In order to improve the antibacterial activity and promote the rapid growth of bone cells, some research groups doped antibacterial silver with other element to promote the growth of bone cells, the purpose was to achieve the synergistic role of the two elements. Zhao et al. proved that co-doping of Mg and Ag exhibited a balance between the antibacterial performance and the osteogenic properties of the titanium [32]. In this work, we chose Ca to replace Mg to combine with antibacterial Ag to achieve synergistic effect of the osteoblast growth and antibacterial performance.

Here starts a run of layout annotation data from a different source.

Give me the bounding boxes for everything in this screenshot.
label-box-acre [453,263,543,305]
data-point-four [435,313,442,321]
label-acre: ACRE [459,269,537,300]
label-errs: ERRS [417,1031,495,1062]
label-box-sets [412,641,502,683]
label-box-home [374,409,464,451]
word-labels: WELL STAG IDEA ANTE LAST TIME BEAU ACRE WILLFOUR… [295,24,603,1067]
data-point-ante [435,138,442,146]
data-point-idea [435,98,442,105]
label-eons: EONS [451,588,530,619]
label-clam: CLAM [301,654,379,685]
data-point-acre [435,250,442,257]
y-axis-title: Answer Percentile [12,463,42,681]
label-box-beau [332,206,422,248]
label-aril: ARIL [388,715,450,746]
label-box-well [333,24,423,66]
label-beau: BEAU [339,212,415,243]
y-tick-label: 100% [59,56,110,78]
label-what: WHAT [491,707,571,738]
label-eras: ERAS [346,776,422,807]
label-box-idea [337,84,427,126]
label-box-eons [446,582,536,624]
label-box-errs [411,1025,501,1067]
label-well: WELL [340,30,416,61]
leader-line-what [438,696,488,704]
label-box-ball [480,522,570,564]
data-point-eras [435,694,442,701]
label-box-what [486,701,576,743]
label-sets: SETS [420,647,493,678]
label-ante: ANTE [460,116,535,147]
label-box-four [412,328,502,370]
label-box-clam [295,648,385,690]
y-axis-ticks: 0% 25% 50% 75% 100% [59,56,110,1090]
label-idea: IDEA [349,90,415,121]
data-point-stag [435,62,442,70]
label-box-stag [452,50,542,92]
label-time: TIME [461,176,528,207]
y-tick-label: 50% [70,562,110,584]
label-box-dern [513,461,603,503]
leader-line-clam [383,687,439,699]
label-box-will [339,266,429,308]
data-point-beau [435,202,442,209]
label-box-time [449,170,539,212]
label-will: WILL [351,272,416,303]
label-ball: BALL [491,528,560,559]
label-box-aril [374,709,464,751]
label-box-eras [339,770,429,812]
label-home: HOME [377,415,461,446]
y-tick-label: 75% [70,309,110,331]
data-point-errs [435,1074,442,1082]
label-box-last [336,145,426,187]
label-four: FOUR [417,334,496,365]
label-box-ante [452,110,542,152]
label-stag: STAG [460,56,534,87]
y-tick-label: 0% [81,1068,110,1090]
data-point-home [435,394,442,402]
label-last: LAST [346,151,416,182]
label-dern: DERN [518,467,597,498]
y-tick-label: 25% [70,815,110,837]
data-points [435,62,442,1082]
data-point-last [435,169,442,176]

The researches evidenced that the introduction of appropriate amount of Ca, Mg and other elements can promote cell differentiation [18,32,33]. As one of the main components of human bones, calcium is a necessary ion for bone formation, which can regulate mRNA transcription and protein synthesis, and stimulate the growth and osteogenesis of osteoblasts [[34], [35], [36]]. At present, based on our knowledge, there are few reports of combining these advantages for irritating bone cell growth and antibacterial activity. So, in this work, TiN coating was deposited on Ti-6Al-4V firstly, which could not only increase the hardness of Ti-6Al-4V, but also prevent the release of toxic ions. Then silver and calcium ions were implanted into TiN coating via plasma immersion ion implantation and deposition system to form Ag/Ca-TiN, which is expected to enhance both its cell adhesion and its antibacterial ability. In our previous work, it has been proved that TiN coating can improve the mechanical properties of Ti-6Al-4V, and prevent the release of toxic substances such as Al and V in [20,37]. Therefore, in this paper, we focused on the release of the implanted Ag and Ca ions, in vitro osteoblast adhesion and antibacterial activity of Ag/Ca-TiN groups with different Ag/Ca ratios. This is also the difference and innovation in this work compared with our previous work.